Multi drug-resistant Mycobacterium tuberculosis (MDR TB) has been well studied in outbreaks in settings of low endemicity in developed countries. However, the characteristics of MDR TB in the community with high endemicity such as India have not been well investigated. Mutations in the 81-bp rifampicin resistance-determining region of the rpoB gene were analyzed by DNA sequencing of 187 M. tuberculosis clinical isolates (149 resistant and 38 sensitive) from different parts of India. 146-Point mutations and two insertions were found in 146 of 149 resistant isolates in seven codons. The most common mutations were in codons 531 (59%), 526 (22%), and 516 (11.5%). Mutations were not found in three (2%) of the resistant isolates. N-terminal sequencing in these isolates showed no mutation at codon V176. None of the drug-susceptible isolates showed any mutation in the 437-bp rpoB gene segment sequenced. Genotypic analysis revealed a total of 80 different spoligotypes. A unique pattern was found in 65 (43.6%) isolates, whereas 84 (56.4%) were in 15 clusters. Comparison with an international spoligotype database showed ST26, Delhi type (18.1%), ST1, Beijing type (9.4%), and ST11 (5.4%), as the most common. The majority of isolates in the Beijing genotype (13/14) were associated with mutation 531TTG and similar drug-resistance patterns while other major clusters showed that the nature and frequency of occurrence of mutations in the rpoB gene were independent of spoligopatterns.

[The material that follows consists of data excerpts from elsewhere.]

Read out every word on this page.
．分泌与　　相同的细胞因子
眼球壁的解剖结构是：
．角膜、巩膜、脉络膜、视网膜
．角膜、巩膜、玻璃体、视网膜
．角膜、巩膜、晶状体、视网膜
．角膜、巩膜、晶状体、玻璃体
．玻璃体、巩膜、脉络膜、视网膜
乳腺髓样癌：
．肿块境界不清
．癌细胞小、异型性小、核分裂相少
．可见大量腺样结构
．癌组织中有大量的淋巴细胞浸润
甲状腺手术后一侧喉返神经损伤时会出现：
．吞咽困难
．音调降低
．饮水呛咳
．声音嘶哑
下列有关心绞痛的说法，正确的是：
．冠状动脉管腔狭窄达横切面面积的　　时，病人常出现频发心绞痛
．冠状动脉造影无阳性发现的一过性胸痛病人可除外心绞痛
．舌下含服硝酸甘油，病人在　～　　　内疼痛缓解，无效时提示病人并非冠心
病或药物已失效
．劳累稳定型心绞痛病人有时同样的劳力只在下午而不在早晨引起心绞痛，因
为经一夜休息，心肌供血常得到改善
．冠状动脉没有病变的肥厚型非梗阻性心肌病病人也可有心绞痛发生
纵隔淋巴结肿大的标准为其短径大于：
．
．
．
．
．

Predominant tuberculosis spoligotypes, Delhi, India.

One hundred five Mycobacterium tuberculosis clinical isolates from the Delhi area were typed by spoligotyping; 45 patterns were identified. Comparison with an international spoligotype database showed type 26, Delhi type (22%), type 54 (12%), and type 1, Beijing type (8%), as the most common. Eighteen spoligotypes did not match any existing database pattern.